Hoy vamos a recordar la historia de
una señora cuyo recuerdo debemos a Mario Parajón de su libro “Cinco Escritores
y su Madrid”, pues sin dicho relato me temo que la historia de Doña Adriana
hubiera caído en el olvido.
En dicho libro nos describe retazos
de la vida y de la mirada de cinco escritores de la talla de Galdós, Azorín,
Baroja, Rubén Darío y Ramón Gómez de la Serna. Este último, nos describe como
en la Plaza de la Paja vivía una señora viuda, la cual no tenía el más mínimo
miramiento en contar a quien quisiera escucharlo de las desventuras que su
marido la había hecho padecer en vida.
Al parecer, el marido era un hombre
bastante aburrido, más preocupado por pasar horas en las fondas y cantinas que
por hacer vida marital. El tiempo que el señor pasaba en su casa, lo dedicaba a
realizar maquetas de barco que fabricaba el mismo, en vez de preocuparse por
los gustos y cuidados que su mujer hubiera deseado.
Doña Adriana por otra parte era muy
aficionada a la poesía y si bien su marido la había enamorado de joven
aprendiendo de memoria algún verso, una vez casados perdió el interés y no volvió
a recitar aquellos preciosos versos, ni a repetirlos con el fin de aprenderlo y
poder recitarlos de memoria.
Pero como os comentaba cuando Ramón
Gómez de la Serna cuenta este relato, Doña Adriana ya estaba viuda, por lo que
lo más jugoso de la historia está aún por llegar.
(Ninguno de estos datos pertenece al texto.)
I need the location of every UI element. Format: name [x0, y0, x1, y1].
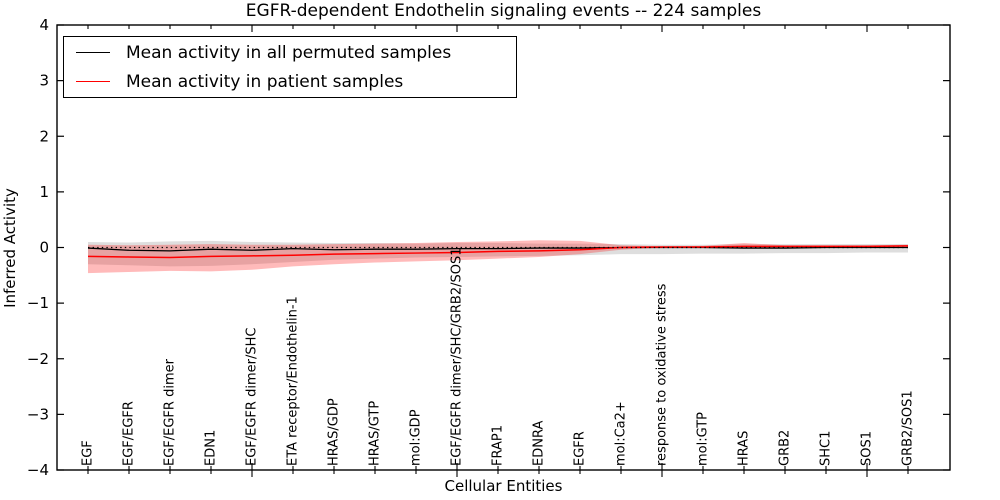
y-tick-label: −1: [27, 294, 49, 312]
x-tick-label: SOS1: [860, 431, 875, 466]
legend: Mean activity in all permuted samples Me…: [63, 36, 517, 98]
legend-label-patient: Mean activity in patient samples: [126, 71, 404, 92]
legend-item-permuted: Mean activity in all permuted samples: [76, 43, 516, 63]
legend-line-permuted: [76, 52, 110, 53]
chart-title: EGFR-dependent Endothelin signaling even…: [245, 1, 762, 21]
y-tick-label: −2: [27, 350, 49, 368]
mean-line-permuted: [87, 246, 908, 252]
x-axis-label: Cellular Entities: [444, 477, 563, 495]
mean-line-patient: [87, 245, 909, 259]
x-tick-labels: EGF EGF/EGFR EGF/EGFR dimer EDN1 EGF/EGFR di…: [81, 248, 916, 467]
y-tick-label: 3: [39, 72, 49, 90]
y-tick-label: 1: [39, 183, 49, 201]
x-tick-label: mol:GTP: [696, 412, 711, 466]
legend-label-permuted: Mean activity in all permuted samples: [126, 42, 452, 63]
plot-border: [56, 24, 951, 471]
x-tick-label: FRAP1: [491, 425, 506, 466]
y-tick-label: 2: [39, 127, 49, 145]
x-tick-label: HRAS: [737, 431, 752, 466]
y-tick-label: −3: [27, 405, 49, 423]
x-tick-label: mol:Ca2+: [614, 401, 629, 466]
legend-line-patient: [76, 81, 110, 82]
x-tick-label: GRB2/SOS1: [901, 390, 916, 466]
legend-item-patient: Mean activity in patient samples: [76, 72, 516, 92]
x-tick-label: EGF/EGFR dimer: [163, 358, 178, 466]
x-tick-label: HRAS/GTP: [368, 401, 383, 466]
y-tick-label: 4: [39, 16, 49, 34]
y-tick-label: −4: [27, 461, 49, 479]
x-tick-label: response to oxidative stress: [655, 283, 670, 466]
x-tick-label: EGF/EGFR dimer/SHC/GRB2/SOS1: [450, 248, 465, 467]
y-tick-label: 0: [39, 239, 49, 257]
x-tick-label: mol:GDP: [409, 409, 424, 466]
series-lines: [87, 245, 909, 259]
x-tick-label: SHC1: [819, 431, 834, 466]
x-tick-label: ETA receptor/Endothelin-1: [286, 296, 301, 466]
x-tick-label: EGF/EGFR: [122, 401, 137, 466]
x-tick-label: EGFR: [573, 431, 588, 466]
x-tick-label: HRAS/GDP: [327, 398, 342, 466]
x-tick-label: EGF: [81, 440, 96, 466]
x-tick-label: EDNRA: [532, 421, 547, 466]
x-tick-label: EGF/EGFR dimer/SHC: [245, 328, 260, 466]
x-tick-label: GRB2: [778, 430, 793, 466]
y-tick-labels: 4 3 2 1 0 −1 −2 −3 −4: [27, 16, 49, 479]
x-tick-label: EDN1: [204, 430, 219, 466]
La viuda de vivaraz lengua y alma
poética, lejos de desconsolarse y pasar el resto de sus días sin mayor divertimento,
decidió dar vía libre a su afición, y que quiso inculcar aquella costumbre en
los niños del vecindario, por lo que era habitual que en su casa hubiera niños
a los que hacía recitar versos y más versos con el fin de aprenderlos y que el
virus de la cultura se inoculara en sus mentecitas. Tal fue el éxito de Doña Adriana
que llegó a organizar una escuela de arte dramático en su casa, a la que nunca
faltaban gran cantidad de chiquillos deseosos de disfrutar de las mieles de la
literatura.
Pero como estaréis imaginando algo
tendría que hacer Doña Adriana para que aquellos chichillos mostraran tanto interés
por la lectura, y es que Doña Adriana tenía establecido todo un sistema de pago
y diversión para aquellos que lo realizaran correctamente, por lo que les daba
un céntimo si eran capaces de recitar un verso de memoria y en el caso de que
alguno fuera capaz de aprender una poesía entera le permitía subir a una silla
para asomarse por la ventana y arrojar un vaso de agua al primer transeúnte que
por debajo pasara.
Aquello divertía enormemente a los
chiquillos y enfurecía de igual manera a los transeúntes, por lo que como es
lógico el método, aunque efectivo, no llego a perdurar demasiado y los vecinos
se empeñaron en conseguir que Doña Adriana cerrara sus puertas a la cultura y
tuvo que dejar su casa por sus inusuales métodos de motivación que había
empleado.
Y hasta aquí este guiño a Doña
Adriana, una historia que si bien no tenemos una total certeza de que fuera
real, no negaréis que sí que tiene muchísimo encanto.
Dibujo de José Luis Pellicer en el que muestra la Plazuela de la Paja en 1872.